Wyden, calling the programs “constitutionally flawed” and “overly intrusive,” told audience members that the programs’ flaws “go beyond the intrusions on the individual privacy of our people.”
“American companies that are believed to have been the subject of government surveillance orders are taking a major hit internationally and here at home,” said Wyden.
In the weeks following former NSA contractor Edward Snowden’s disclosures about the programs, U.S. tech companies reported losing business as a consequence of the disclosures.
According to a recent report by the Information Technology & Innovation Foundation, the NSA’s Internet surveillance programs could cost the U.S. cloud computing industry up to $35 billion over the next three years due to the companies’ damaged reputations abroad.
“This is a serious economic issue at a time when we all know that our economy most certainly is fragile,” said Wyden.
“In the global marketplace, American digital companies, especially those that have to reach those markets thousands of miles away are going to lose ground, serious ground, to foreign competition, and it will put tends of thousands of high-paying American jobs at risk if this trend continues,” warned Wyden.

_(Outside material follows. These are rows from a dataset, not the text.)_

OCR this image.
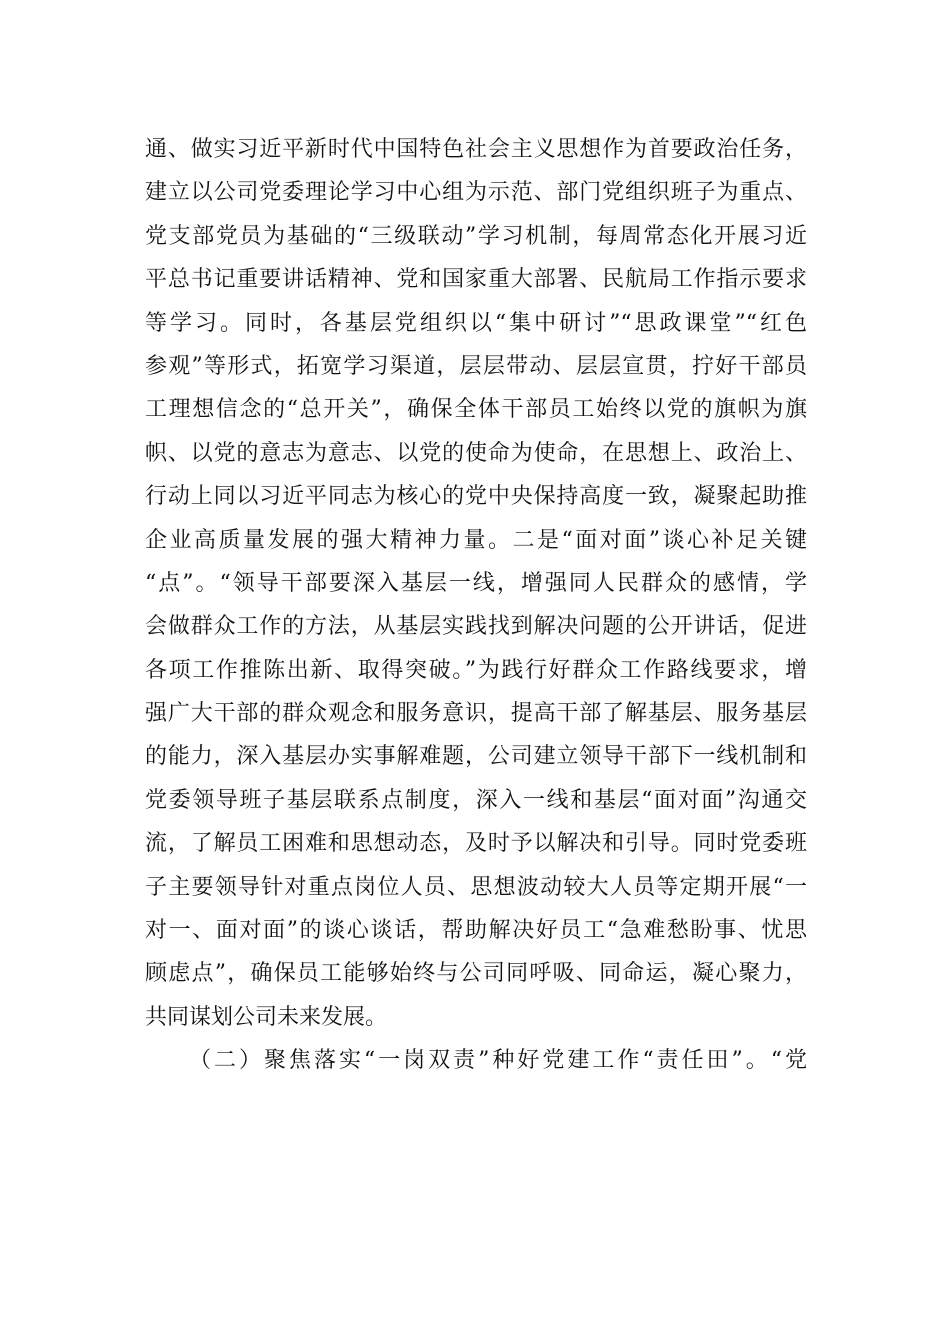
通、做实习近平新时代中国特色社会主义思想作为首要政治任务，
建立以公司党委理论学习中心组为示范、部门党组织班子为重点、
党支部党员为基础的“三级联动”学习机制，每周常态化开展习近
平总书记重要讲话精神、党和国家重大部署、民航局工作指示要求
等学习。同时，各基层党组织以“集中研讨”“思政课堂”“红色
参观”等形式，拓宽学习渠道，层层带动、层层宣贯，拧好干部员
工理想信念的“总开关”，确保全体干部员工始终以党的旗帜为旗
帜、以党的意志为意志、以党的使命为使命，在思想上、政治上、
行动上同以习近平同志为核心的党中央保持高度一致，凝聚起助推
企业高质量发展的强大精神力量。二是“面对面”谈心补足关键
“点”。“领导干部要深入基层一线，增强同人民群众的感情，学
会做群众工作的方法，从基层实践找到解决问题的公开讲话，促进
各项工作推陈出新、取得突破。”为践行好群众工作路线要求，增
强广大干部的群众观念和服务意识，提高干部了解基层、服务基层
的能力，深入基层办实事解难题，公司建立领导干部下一线机制和
党委领导班子基层联系点制度，深入一线和基层“面对面”沟通交
流，了解员工困难和思想动态，及时予以解决和引导。同时党委班
子主要领导针对重点岗位人员、思想波动较大人员等定期开展“一
对一、面对面”的谈心谈话，帮助解决好员工“急难愁盼事、忧思
顾虑点”，确保员工能够始终与公司同呼吸、同命运，凝心聚力，
共同谋划公司未来发展。
（二）聚焦落实“一岗双责”种好党建工作“责任田”。“党
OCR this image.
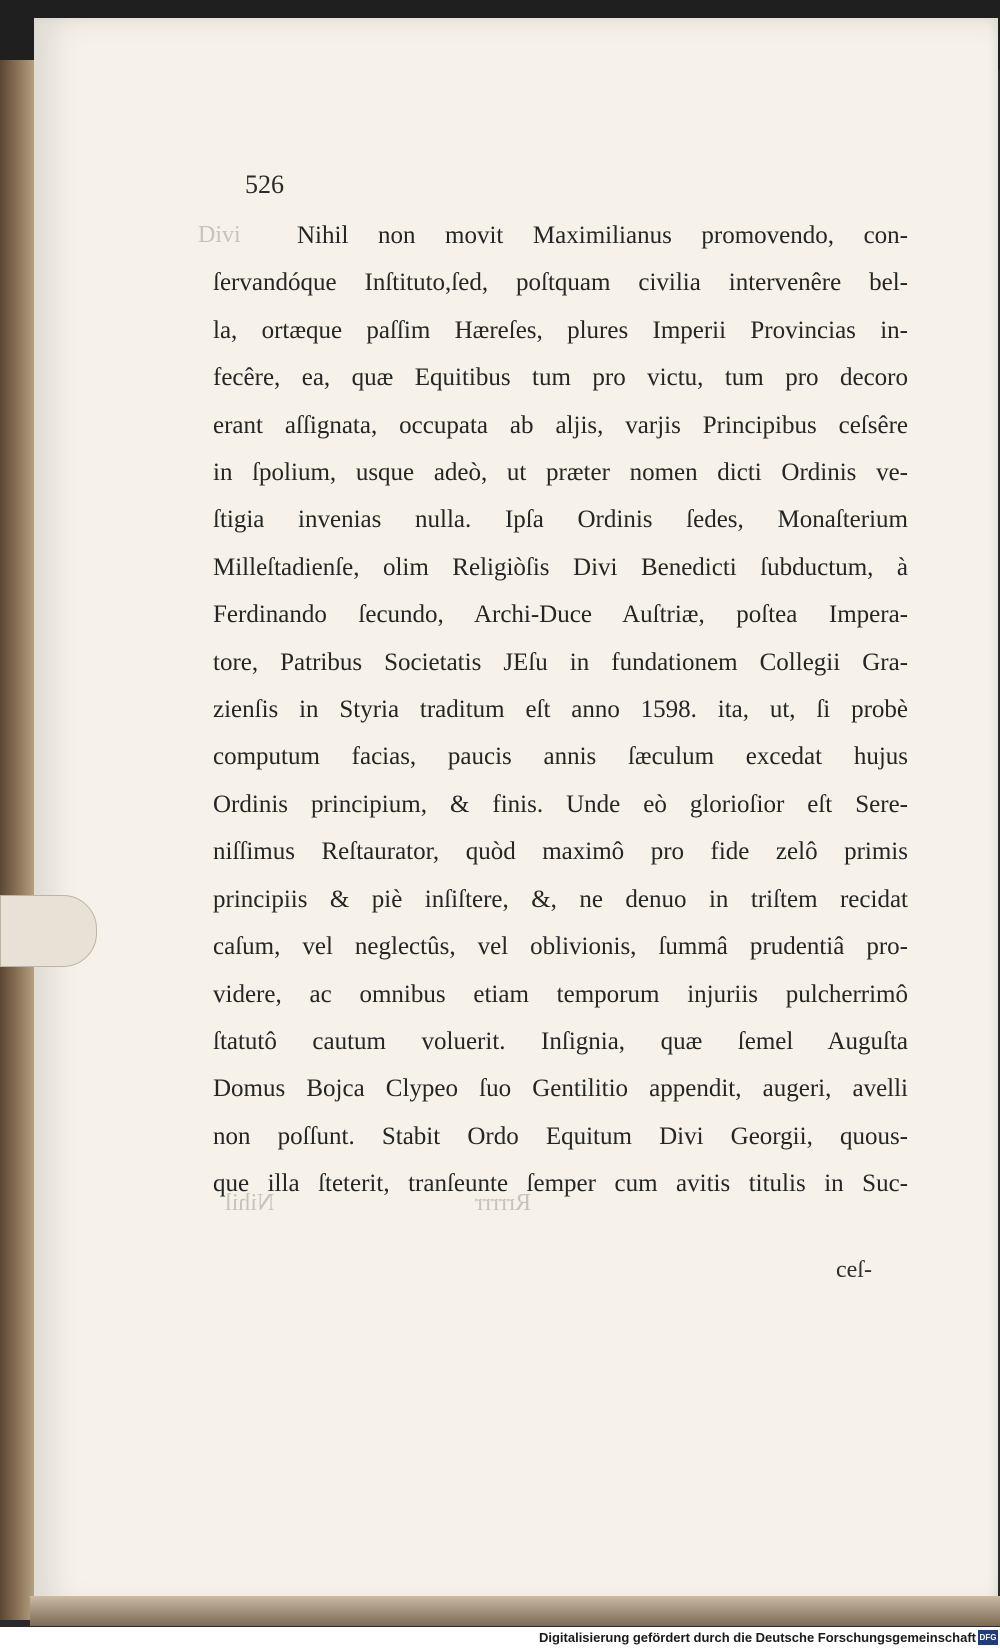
Divi
Nihil	Rrrrrr
526
Nihil non movit Maximilianus promovendo, con-
ſervandóque Inſtituto,ſed, poſtquam civilia intervenêre bel-
la, ortæque paſſim Hæreſes, plures Imperii Provincias in-
fecêre, ea, quæ Equitibus tum pro victu, tum pro decoro
erant aſſignata, occupata ab aljis, varjis Principibus ceſsêre
in ſpolium, usque adeò, ut præter nomen dicti Ordinis ve-
ſtigia invenias nulla. Ipſa Ordinis ſedes, Monaſterium
Milleſtadienſe, olim Religiòſis Divi Benedicti ſubductum, à
Ferdinando ſecundo, Archi-Duce Auſtriæ, poſtea Impera-
tore, Patribus Societatis JEſu in fundationem Collegii Gra-
zienſis in Styria traditum eſt anno 1598. ita, ut, ſi probè
computum facias, paucis annis ſæculum excedat hujus
Ordinis principium, & finis. Unde eò glorioſior eſt Sere-
niſſimus Reſtaurator, quòd maximô pro fide zelô primis
principiis & piè inſiſtere, &, ne denuo in triſtem recidat
caſum, vel neglectûs, vel oblivionis, ſummâ prudentiâ pro-
videre, ac omnibus etiam temporum injuriis pulcherrimô
ſtatutô cautum voluerit. Inſignia, quæ ſemel Auguſta
Domus Bojca Clypeo ſuo Gentilitio appendit, augeri, avelli
non poſſunt. Stabit Ordo Equitum Divi Georgii, quous-
que illa ſteterit, tranſeunte ſemper cum avitis titulis in Suc-
ceſ-
Digitalisierung gefördert durch die Deutsche Forschungsgemeinschaft DFG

Washington Post journalist Barton Gellman told audience members that prior to publishing the story about PRISM, one of the NSA’s Internet surveillance programs, the U.S. government tried to convince Gellman not to publish the names of the companies participating in the program.
The companies would be reluctant to cooperate with the government in the future should their names be disclosed, the government said to Gellman.
A number of the implicated companies — including Google, Microsoft, Facebook, Yahoo, and LinkedIn — are fighting the executive branch in court to be able to disclose more information about the kinds of requests they receive.
Their lawsuits, and petitions, are part of an effort to restore consumer trust in their services.
“Let me tell you, if a foreign enemy was doing this much damage to our economy, people would be in the streets with pitchforks,” said Wyden.